圭吾はあれから夕方頃に1度目を覚ましたので、
栄養をつけるためにスープだけ食べさせて痛み止めと化膿止めを飲ませると、
失った体力を回復させるためにまた眠りについてしまった。
未央は圭吾の看病をしながらも真紀のことについて聞こうとしたが、
まだ体力が戻りきらないままの圭吾にはあまり多くのことを聞き出せそうになかった。
いや、でも未央には聞く必要がないことがわかっていた。
(昼間圭吾が目を覚ましたときに1番最初に呼んだのは真紀さんの名前だった・・・。
 ・・・目の前にいたのがわたくしにだったのにも関わらず。)
昔、わたくしが修道院に行く前、姉と圭吾の3人でよく遊んでいた。
圭吾は気弱で泣き虫だったわたくしをいつも守ってくれる兄みたいな存在だった。
でも・・・。
「圭吾。
 貴方はわたくしの兄としてわたくしがどこの誰ともわからない殿方と結婚してしまうのを止めたいがために、
 花婿に立候補したのではないですか・・・?
 貴方が本当に好きなのは・・・真紀さんなのではないですか・・・?」
未央は眠ったままの圭吾に静かにそっと語りかけていた。
目の前にいる人物よりも、懐かしい香りを嗅いだだけでその人物の姿が浮かび上がるほど。

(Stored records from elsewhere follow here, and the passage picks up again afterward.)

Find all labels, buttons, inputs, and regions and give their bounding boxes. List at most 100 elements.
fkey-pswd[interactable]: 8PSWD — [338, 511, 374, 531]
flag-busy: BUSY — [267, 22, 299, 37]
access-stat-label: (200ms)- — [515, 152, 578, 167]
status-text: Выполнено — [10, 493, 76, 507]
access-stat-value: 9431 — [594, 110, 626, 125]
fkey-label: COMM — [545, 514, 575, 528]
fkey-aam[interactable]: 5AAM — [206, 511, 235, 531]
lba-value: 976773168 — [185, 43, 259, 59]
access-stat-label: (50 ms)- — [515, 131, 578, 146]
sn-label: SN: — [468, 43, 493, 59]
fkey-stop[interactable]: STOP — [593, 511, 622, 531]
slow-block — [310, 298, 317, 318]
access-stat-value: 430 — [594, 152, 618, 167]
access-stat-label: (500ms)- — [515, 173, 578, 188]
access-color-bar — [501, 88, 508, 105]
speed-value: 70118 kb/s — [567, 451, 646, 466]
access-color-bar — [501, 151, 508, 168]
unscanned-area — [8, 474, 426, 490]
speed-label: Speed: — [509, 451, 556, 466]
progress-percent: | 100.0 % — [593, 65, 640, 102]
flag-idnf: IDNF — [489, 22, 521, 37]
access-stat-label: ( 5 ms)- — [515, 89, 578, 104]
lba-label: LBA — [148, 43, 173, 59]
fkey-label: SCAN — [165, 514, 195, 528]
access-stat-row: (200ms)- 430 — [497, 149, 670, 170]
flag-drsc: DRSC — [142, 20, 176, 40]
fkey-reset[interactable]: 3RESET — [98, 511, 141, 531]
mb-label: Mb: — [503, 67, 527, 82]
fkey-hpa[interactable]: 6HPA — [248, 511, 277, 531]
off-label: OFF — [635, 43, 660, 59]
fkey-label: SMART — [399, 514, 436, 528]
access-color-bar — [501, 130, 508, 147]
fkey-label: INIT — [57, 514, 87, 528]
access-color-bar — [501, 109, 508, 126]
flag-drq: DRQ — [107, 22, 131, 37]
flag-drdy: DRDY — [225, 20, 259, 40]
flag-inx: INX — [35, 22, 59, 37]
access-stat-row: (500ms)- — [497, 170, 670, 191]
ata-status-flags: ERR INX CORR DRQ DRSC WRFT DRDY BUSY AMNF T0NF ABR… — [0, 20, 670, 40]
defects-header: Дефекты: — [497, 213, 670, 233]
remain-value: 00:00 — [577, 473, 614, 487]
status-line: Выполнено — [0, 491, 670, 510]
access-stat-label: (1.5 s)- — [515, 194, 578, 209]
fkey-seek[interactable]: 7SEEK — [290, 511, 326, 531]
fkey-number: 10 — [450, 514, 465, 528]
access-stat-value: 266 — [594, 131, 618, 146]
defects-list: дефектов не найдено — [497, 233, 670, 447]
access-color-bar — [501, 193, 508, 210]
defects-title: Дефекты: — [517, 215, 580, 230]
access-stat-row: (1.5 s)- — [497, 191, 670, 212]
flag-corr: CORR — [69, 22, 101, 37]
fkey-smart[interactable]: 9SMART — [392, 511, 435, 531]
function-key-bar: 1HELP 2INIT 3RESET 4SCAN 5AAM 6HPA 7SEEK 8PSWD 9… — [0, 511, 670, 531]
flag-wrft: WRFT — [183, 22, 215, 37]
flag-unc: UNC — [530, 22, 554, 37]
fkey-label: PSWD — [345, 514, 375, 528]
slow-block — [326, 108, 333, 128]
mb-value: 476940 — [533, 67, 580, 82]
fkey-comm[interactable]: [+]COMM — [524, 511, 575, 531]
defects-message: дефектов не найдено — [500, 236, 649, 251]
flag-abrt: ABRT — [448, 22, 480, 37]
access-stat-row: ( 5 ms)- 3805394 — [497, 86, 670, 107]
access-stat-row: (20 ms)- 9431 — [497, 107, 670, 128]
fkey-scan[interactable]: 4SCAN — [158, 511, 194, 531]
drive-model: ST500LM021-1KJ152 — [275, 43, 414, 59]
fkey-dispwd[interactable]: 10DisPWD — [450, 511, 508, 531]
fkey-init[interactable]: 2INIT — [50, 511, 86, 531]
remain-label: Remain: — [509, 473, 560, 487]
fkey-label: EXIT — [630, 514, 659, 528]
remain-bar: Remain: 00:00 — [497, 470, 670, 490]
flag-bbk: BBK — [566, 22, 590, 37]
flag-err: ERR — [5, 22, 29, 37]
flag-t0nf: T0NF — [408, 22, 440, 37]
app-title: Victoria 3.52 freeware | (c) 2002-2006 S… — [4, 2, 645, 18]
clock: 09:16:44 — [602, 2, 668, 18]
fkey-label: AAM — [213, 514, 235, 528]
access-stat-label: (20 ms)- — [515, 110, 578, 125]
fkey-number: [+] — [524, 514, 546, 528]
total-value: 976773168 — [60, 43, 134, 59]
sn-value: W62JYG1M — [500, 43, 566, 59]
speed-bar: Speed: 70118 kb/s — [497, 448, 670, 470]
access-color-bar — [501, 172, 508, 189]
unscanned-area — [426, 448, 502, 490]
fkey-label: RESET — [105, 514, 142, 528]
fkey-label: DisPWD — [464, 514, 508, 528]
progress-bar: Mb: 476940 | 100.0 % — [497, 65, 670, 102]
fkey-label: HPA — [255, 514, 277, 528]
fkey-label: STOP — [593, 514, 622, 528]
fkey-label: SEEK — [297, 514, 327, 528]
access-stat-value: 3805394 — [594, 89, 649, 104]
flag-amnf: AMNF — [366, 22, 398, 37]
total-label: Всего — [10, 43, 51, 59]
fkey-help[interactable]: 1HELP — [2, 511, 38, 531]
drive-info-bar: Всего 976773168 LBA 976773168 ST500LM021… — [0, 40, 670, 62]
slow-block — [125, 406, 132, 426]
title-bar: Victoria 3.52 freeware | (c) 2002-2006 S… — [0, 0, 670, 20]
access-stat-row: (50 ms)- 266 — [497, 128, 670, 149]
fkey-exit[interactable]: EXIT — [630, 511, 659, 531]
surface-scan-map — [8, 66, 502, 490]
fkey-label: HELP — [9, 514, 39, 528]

意識とは裏腹に、心の奥底では別の人物の姿がちらついていることを彼は気づいているのだろうか?
起きて覚醒している彼の口からでは花婿の立候補したという責任感の方が勝って、真実とは違う言葉が出るかもしれない。
「もし、もし貴方が本当に好きなのが真紀さんなのだとしたら・・・、
 わたくし圭吾と真紀さんに申し訳ないことをしてしまいました・・・ごめんなさい。」
眠っている圭吾に届くわけがないのだが、未央は今にも泣き出しそうな顔をしながら圭吾に謝罪した。
涙が滲んでこぼれそうになるが、流してしまうのは耐えた。
そしてなんとか笑顔を作って言う。
「先ほど屋敷から連絡があって、瀬戸口さんはまだサラボナに戻られていないようです。
 でも、明日にはきっと戻られるでしょう。
 あの方が水のリングを持って現れたら、わたくしは彼と結婚致します。」
正直、未央は自分が隆之のことを好きかどうかわからない。
出会って何日も経っていないが、彼と死の火山まで旅をしてみて、決して悪い人ではないと思った。
いや、彼は“もし夫婦になったら、一緒に自由に世界を見て回ろう”と言ってくれた。
それは決して・・・嫌じゃないと思う。
「だからね、圭吾。
 妹のことはもう大丈夫だから、貴方は貴方が1番好きなのは誰か、もう1度ちゃんと考えてみてね。」
未央は穏やかにささやくように言い、最後に圭吾の髪を撫でると席を立った。
それから部屋を出て、圭吾の両親に挨拶して屋敷に戻る。
他人の妻になると決めた自分がこれ以上他の男の寝室にいるべきではないと思う。
これで幼なじみの兄妹は卒業し、お互いが別の道を進むためのスタートラインに立つのだ。

 
 こうして1日は過ぎていった。
誰もが皆、それぞれ違った想いを描いている。
太陽が昇り、想いが複雑の混ざり合う・・・運命の1日が始まった。